J.P. Moreland, a Christian philosopher at Talbert School of Theology (Los Angeles) aptly said it:

“You never find a case of consciousness existing without it belonging to a subject. If the universe begins with consciousness, therefore, that consciousness must belong to a unified ‘I,’ or a subject, a prime being of fundamental consciousness, called God.”

On hindsight, the idea of simulated life, simulated humans and universe has its underpinnings in some ancient beliefs, philosophies, and some prominent scientists, thinkers, and poets.
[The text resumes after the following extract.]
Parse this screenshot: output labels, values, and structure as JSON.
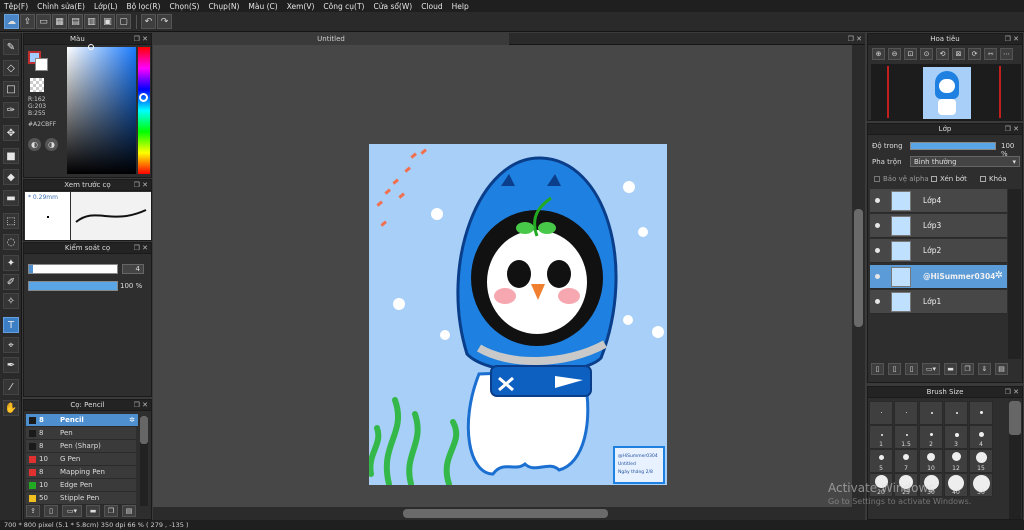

In his book, “The Divine Matrix,” Gregg Braden, American scientist and New York Times’ best-selling author, puts forth the existence of a “Divine Matrix – the container that holds the universe, the bridge between all things, and the mirror that shows us what we have created.”

“Maya,” in Hindu philosophy, which means “illusion,” denotes a magical power with which a god can make human beings believe in what turns out to be an illusion. Plato, in his Allegory of the Cave, posited that we’re but living in an unreal world, a cave, a virtual reality – and the real reality lies outside the cave. Edgar Allan Poe wrote that “all that we see or have seen is but a dream.” Albert Einstein once said that reality is merely an illusion. Stephen hawking talked about illusion in his final theory of the holographic universe.

Rightly so, the presupposition that a Divine Simulator exists can just as well substantiate the truth that God exists. As averred by Gregg Braden:

“If we’re in a simulation, then there must be a simulator. So, it’s comforting to know that in our simulation exercise in this life, there is somebody, a base pilot, guiding us in our journey.”

In the final analysis, thus, while God from creation has already programmed us for this life, he has likewise granted us a reasonable degree of freedom (not absolute freedom, because “human freedom is not independent of God’s freedom, and God’s freedom is not dependent of human freedom”). And, in a sublime instance, God – being the prime simulator – is continually guiding us every step from this “simulated life” towards the “real life,” a life eternal.